A more secure way forward — together
There is a mutually beneficial way forward for both the Iraqi central government and the KRI, a way that would better ensure security for all. In addition to coming to some form of political and economic agreement as a means to decrease terrorrism, the Iraqi government should work with the Kurdish Peshmerga on security matters as much as possible. There are a number of reasons why this cooperation should be pursued, including:
- The Peshmerga forces’ significant experience. Having battled ISIS in the region for more than 3 years, the Kurdish forces remain the most experienced fighting force in this regard. The Iraqi government’s forces could learn much from this experience.

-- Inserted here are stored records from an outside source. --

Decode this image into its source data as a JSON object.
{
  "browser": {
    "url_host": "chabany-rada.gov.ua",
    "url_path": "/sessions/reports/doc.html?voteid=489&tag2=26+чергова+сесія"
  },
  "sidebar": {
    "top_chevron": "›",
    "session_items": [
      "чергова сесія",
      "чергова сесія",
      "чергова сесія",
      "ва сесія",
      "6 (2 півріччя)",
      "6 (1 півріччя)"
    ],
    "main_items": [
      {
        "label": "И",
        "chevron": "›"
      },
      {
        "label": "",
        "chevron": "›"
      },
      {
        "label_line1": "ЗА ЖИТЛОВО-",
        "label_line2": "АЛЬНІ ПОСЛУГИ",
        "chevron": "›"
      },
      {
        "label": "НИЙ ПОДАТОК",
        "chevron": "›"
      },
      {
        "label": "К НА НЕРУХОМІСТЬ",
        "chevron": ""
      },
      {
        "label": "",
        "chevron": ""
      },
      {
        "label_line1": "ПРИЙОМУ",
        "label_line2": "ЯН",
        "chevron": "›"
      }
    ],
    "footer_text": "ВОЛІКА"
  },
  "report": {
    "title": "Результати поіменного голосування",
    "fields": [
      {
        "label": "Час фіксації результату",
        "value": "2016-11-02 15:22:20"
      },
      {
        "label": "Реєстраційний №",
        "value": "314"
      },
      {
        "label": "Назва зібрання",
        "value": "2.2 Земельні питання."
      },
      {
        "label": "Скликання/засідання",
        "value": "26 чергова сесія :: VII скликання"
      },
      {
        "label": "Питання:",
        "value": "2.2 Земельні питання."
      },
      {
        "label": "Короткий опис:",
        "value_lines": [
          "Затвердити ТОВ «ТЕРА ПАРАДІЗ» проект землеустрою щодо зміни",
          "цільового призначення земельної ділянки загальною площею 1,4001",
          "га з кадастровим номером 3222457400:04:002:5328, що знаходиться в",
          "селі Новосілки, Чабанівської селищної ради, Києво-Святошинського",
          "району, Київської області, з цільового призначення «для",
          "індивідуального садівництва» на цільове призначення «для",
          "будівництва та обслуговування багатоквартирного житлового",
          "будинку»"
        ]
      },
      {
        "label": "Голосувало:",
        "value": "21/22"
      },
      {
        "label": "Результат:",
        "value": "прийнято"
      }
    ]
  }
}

- The Peshmerga forces human resources and local support. In many of these territories, Kurds comprise the majority of the population, with thousands of Peshmerga coming from these regions. As such the Peshmerga has a stronger connection to and informed relationship with the local populations.
- Security cooperation will ease political tensions. Such cooperation between military forces most likely will help facilitate political cooperation as well. For example, since October 2017 the Kurds have been left out politically in the region and this security cooperation could be the first step to normalize the situation and build more trust between the Kurds and Baghdad.
- Ease of Establishing a Joint Command. A joint command between the Iraqi forces and the Peshmerga forces can easily be established, especially since there are several professional brigades in both Kurdistan and Iraq that have been equipped and trained by the US. Such a joint operation would be a much more effective force than the sectarian militias.
- International interests. Such a security collaboration will serve international interests as well. It would have the backing of the U.S. and Europe. For example, US and European officials often praised the “unprecedented” cooperation between the two sides in the liberation of Mosul.
The Iraqi government must realize that the Peshmerga forces are a part of Iraq’s military defense forces. Security cooperation between Baghdad and Erbil will not grant the Kurds any special political leverage but will rather help save the lives of hundreds of thousands of Iraqis, Kurds and non-Kurds alike. The Iraqi government will have little to worry about still, as it will likely continue to receive the biased support from the international community over the Kurds and other ethnic and religious minority groups in the country, just as in 2017 where the international community turned a blind eye as the Kurdish people were viciously punished for daring to aspire towards self-determination and independence.